When I embarked on the glorious journey of homeownership 15 years ago, I did not own a drill or a toolbox or have the slightest idea how to fix anything. My real estate agent informed me of a delightful option known as a Home Warranty, a service providing me with a phone number to call should I have any troubles with the house. It seemed like a divine provision.

The previous owner of my house paid for the first year, and though the cost was exorbitant I continued to pay for it myself for many years afterwards. I wince now when I think about the expense, and more than one person encouraged me to let it lapse. “If something breaks I can give you the number of a guy,” they would say. But the sheer number of guys needed to keep all the electrical, plumbing, structural, and HVAC balls in the air was too intimidating to me. I preferred the security of 24-7 availability, one-call-does-it-all.

Over time, I accumulated a number of tools, and eventually a box in which to keep them.

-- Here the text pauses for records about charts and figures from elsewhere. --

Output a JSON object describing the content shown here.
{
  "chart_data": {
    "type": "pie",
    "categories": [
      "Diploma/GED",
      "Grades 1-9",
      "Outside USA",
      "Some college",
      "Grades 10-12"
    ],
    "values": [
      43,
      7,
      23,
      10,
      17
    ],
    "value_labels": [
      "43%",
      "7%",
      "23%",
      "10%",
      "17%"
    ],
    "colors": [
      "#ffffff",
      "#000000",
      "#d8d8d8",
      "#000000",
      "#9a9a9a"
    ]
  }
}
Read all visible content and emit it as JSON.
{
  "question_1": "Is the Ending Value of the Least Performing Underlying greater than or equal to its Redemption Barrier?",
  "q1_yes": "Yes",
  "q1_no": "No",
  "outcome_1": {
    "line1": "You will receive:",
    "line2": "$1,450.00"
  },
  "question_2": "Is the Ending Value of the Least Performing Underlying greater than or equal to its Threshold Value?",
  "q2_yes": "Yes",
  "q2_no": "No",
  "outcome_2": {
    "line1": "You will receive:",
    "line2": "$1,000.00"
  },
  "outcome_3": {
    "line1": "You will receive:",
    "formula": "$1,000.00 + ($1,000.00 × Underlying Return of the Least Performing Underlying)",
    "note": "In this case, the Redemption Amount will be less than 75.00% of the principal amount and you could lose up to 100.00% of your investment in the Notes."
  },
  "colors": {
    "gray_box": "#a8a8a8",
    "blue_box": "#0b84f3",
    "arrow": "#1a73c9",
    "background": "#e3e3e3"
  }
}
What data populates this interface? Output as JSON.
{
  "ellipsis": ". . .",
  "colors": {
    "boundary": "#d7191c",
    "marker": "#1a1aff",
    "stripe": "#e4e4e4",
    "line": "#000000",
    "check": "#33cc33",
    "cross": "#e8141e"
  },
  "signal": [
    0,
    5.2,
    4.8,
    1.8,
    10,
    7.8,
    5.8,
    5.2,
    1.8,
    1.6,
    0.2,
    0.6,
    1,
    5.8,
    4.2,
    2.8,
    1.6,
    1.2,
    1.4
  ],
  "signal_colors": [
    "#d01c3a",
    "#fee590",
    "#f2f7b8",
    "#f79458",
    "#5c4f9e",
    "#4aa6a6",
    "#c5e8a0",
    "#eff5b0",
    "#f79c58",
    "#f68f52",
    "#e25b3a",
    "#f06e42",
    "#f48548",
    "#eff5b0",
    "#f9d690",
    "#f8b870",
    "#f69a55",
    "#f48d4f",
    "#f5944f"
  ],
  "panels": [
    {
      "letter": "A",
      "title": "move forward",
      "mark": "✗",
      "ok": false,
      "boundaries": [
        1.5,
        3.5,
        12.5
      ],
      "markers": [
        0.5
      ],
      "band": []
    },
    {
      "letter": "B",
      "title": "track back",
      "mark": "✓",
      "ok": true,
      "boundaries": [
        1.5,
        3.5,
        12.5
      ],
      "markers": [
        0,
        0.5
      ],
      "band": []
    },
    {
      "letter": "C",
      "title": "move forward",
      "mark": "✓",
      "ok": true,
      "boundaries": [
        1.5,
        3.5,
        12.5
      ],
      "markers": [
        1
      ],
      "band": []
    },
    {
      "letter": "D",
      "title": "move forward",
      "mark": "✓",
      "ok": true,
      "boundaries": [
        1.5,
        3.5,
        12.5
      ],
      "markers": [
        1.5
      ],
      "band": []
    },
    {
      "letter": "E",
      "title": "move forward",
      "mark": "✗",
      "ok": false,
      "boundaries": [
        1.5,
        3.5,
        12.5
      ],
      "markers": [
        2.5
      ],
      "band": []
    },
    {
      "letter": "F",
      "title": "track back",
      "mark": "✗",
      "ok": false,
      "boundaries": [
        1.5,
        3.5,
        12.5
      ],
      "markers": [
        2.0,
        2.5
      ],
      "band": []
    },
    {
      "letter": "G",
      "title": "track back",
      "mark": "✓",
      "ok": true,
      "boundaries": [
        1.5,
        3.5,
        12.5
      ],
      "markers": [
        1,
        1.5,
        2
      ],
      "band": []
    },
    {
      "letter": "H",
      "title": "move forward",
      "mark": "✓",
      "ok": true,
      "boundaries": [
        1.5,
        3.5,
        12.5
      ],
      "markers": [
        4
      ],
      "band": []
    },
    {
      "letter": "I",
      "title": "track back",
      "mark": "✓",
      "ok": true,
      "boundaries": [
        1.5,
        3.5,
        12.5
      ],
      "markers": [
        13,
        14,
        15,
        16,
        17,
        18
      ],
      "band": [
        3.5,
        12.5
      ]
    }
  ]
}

I’ve installed my own window treatments with a minimum of bloodshed and cursing.  I learned how to paint a room the way most do – by painting a few very, very badly. I’ve garnered a few skills along the way, and gathered a few numbers for reliable contractor-guys who can handle the things beyond my ken. Eventually, I felt secure enough to let the warranty go.

Still, when Amy wrote a lovely post recently about fixing various plumbing fixtures, I read it with more than a little envy.  Plumbing has been sort of a last, unexplored frontier for me because beyond tinkering with a troublesome toilet handle, I have been afraid to mess with it. But I had a leak under my kitchen sink, and Amy’s post was just the push I needed to attempt a repair.

I had first “handled” the leak through denial, utilizing the time-honored method of placing a pan beneath the drain to catch the water. My second, more daring approach was to tighten every plumbing whatsit I could get my hands on. When tightening whatsits failed to stop the leak, I went to Home Depot and bought some plumbers putty and silicone. I tried loosening the whatsits I had previously tightened to apply these, but I was foiled by the final whatsit, He Who Would Not Budge. I watched a few DIY videos and messed with it a bit more, but beyond learning what an “escutcheon” was, all further attempts to fix the leak were unfruitful.

Amy was out of town, so I threw in the towel (literally, it was pretty wet under the sink at this point) and called a professional plumber, one of the “guys” I’ve been fortunate to find over the past three Home Warranty-free years. I braced myself for embarrassment, fully expecting him to remove that whatsit with the greatest of ease.

I am kind of ashamed to tell you how relieved I was that he couldn’t. The sounds coming from the kitchen were increasingly loud and angry in tone, and my grin got wider and wider. I was not a total plumbing goofball if even a pro had trouble with the whatsit! I even tried joking with him on one of his many trips back from his truck with various tools, “Next you’ll need to try a blowtorch! Ha ha ha!”

Then I looked up from my computer screen and saw what he was holding in his hand.

Why, yes. It was, indeed, a blowtorch.

He looked at me and deadpanned, “If this doesn’t work, we’ll need to order some Acme products.”

Fortunately for Wile E. Coyote, the blowtorch melted off the old whatsit, the plumber installed a new whatsit, and all was right with the sink again.

I’ve still got the numbers of several guys to fix whatever I find unfixable in the future.

But more importantly, I’ve got Amy, and Acme, on speed dial.